Electric cars have long been touted by the media as the saviour of all our climate problems, and by manufacturers as clean, green and very, very efficient – because they want you to buy them!
The Government have even fallen foul enough of this to grant electric cars exemption from road tax and the Congestion Charge, and the perception they’d like to have you is that they produce no polluting emissions whatsoever and that they are built in a wooden shed in the back garden of a hemp-wearing nettle-eater, just to keep the green image alive.
The problem, of course, is that to produce the batteries for these cars the manufacturers have to mine nickel, and then once they have done that they have to ship it three times around the world to a factory which produces so much pollution that vast acres of land around it are decimated. Once that’s done, the battery gets shipped around the world again to a building where it is put in to the car, which is then shipped around the world again to a place where you can buy the thing.
Then you have to charge it up, which means plugging it in to a socket in your house, which is probably receiving its electricity from a coal power station.
And then it runs out of charge before you’ve even driven off your driveway, so you have to charge it back up again.
Of course, manufacturers have had to come up with innovative solutions to get round the fallibilities of the electric motor, most of which require the coupling up of the electric motor to that of a polluting Internal Combustion engine. In order to accelerator hard enough to overtake a snail, or to switch on your air conditioning on a hot day, the electric motor gives way to a petrol engine.
It’s not all bad news, however. Manufacturers have been working on cleaner alternatives for a while. Take the Mercedes BlueTec solution, for example. A small, clean yet incredibly powerful diesel engine with very little emissions appears to mean that you can have an S-Class powered by a measly 1.3 litre engine that runs on nothing more than wee, while other manufacturers are touting hydrogen as the way forward. Very clean and efficient, some are even saying that when it’s parked up the car would be able to use its vast built-in power station to operate your house, but the trouble is that hydrogen is inherently unsafe and ultimately means that we are all going to be driving around in potential mushroom clouds.
But the biggest problem that manufacturers seem to be facing is noise. When a Range Rover V8 bears down on a little old lady crossing the road, the chances are her hearing aids will pick up the sound of the burbling engine and warn her of impending danger. The Tesla Roadster, however, can nip from zero to sixty in a smidge under four seconds and can rocket on to a top speed of 130mph, all without making any more noise than mopping a floor, which means it doesn’t matter how good granny’s hearing aids are, she won’t hear it coming before it kills her.
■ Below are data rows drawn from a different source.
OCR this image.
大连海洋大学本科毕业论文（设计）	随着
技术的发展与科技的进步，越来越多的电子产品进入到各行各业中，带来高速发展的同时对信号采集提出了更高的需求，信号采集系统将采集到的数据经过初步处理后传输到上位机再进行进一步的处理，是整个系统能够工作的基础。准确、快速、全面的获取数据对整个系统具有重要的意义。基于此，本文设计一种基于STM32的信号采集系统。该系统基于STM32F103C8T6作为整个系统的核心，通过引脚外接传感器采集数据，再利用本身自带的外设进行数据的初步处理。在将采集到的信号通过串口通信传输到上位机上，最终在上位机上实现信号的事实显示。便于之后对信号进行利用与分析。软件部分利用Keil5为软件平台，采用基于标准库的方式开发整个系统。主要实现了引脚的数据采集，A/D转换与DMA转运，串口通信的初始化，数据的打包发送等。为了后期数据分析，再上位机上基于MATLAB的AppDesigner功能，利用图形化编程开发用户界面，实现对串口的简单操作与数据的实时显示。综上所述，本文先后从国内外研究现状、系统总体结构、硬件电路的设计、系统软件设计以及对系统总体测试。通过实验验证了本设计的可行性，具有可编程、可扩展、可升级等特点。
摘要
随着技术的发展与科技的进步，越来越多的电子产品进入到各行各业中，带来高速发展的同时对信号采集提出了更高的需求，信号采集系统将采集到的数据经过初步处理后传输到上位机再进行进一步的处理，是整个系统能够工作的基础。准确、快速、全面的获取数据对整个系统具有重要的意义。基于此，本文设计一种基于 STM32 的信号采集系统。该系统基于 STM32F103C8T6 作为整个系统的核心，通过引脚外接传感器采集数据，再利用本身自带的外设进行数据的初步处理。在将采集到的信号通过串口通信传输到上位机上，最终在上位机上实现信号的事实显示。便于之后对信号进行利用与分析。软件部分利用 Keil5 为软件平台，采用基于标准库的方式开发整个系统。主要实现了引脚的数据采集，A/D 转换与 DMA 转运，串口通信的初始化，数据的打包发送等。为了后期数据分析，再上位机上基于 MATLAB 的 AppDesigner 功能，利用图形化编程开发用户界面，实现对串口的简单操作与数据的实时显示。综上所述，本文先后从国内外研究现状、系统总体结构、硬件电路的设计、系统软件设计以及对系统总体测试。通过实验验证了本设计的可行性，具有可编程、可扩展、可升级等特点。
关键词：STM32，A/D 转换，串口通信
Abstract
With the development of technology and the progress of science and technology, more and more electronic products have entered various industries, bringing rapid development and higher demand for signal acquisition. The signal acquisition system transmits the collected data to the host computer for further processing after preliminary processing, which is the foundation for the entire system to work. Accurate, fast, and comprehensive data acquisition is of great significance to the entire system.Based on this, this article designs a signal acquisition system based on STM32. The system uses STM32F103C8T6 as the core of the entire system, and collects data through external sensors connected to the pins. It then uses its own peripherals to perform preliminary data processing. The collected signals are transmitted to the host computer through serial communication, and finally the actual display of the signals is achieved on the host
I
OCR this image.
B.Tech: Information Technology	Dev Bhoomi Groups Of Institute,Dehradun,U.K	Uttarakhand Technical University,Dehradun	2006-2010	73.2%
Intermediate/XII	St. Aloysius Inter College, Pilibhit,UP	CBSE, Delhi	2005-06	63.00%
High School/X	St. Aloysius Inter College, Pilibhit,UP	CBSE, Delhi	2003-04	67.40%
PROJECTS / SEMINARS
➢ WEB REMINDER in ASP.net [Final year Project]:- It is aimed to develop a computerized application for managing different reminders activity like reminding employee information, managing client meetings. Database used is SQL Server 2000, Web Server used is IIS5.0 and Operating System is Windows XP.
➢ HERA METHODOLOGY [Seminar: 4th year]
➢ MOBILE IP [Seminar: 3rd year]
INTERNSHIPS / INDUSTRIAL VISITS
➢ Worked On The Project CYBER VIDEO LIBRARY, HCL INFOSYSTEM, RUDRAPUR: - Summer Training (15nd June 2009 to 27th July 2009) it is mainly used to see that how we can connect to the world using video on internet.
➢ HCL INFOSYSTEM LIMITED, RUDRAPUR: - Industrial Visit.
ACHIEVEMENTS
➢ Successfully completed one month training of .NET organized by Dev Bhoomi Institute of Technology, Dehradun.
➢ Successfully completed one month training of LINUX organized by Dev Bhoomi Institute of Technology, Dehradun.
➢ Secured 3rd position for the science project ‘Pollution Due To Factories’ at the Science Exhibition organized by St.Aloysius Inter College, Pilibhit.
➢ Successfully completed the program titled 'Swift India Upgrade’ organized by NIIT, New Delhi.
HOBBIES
To get around this problem, electric car manufacturers have decided to fit big speakers that will project the noise of a real engine. The sound will emulate that of a real engine as it speeds up and slows down, giving the driver and passer’s by the perception that it is a real, gas-guzzling behemoth while all the time encouraging trees to grow new leaves.
There are even rumours that drivers will have the option to change the engine noise to emulate whatever car they want. So, owners of a G-Wizz can fool people with the sound of a Ferrari F430 engine, while drivers of a Lightning GT with a strange sense of humour could potentially drive along with the engine noise of a British Leyland Allegro rattling out of their speakers.
All of which got me to thinking, obscurely, about the computer game Sim City. In the game, once you’ve built your city, you can choose to let your denizens live in relative peace and harmony with nothing more to worry about than the fact that you’ve forgotten to build a water supply to their house, or you can switch on Disasters. This, in effect, means the computer will decide – randomly – whether a tornado or an earthquake is going to destroy part of your city, or whether a dinosaur is going to take an afternoon stroll over the power station.
So I find myself wondering if manufacturers of electric cars could build a similar feature in to their playlist. With disasters switched off, owners could simply drive along in relative peace to the dulcet tones of an Aston Martin V8 but, when they’re feeling fruity, they could switch disasters on and the computer could, at any given moment, decide to make it sound like the exhaust had fallen off.
That could give the RAC a few headaches…
It’s all so complicated it makes me glad of my four-litre straight-six.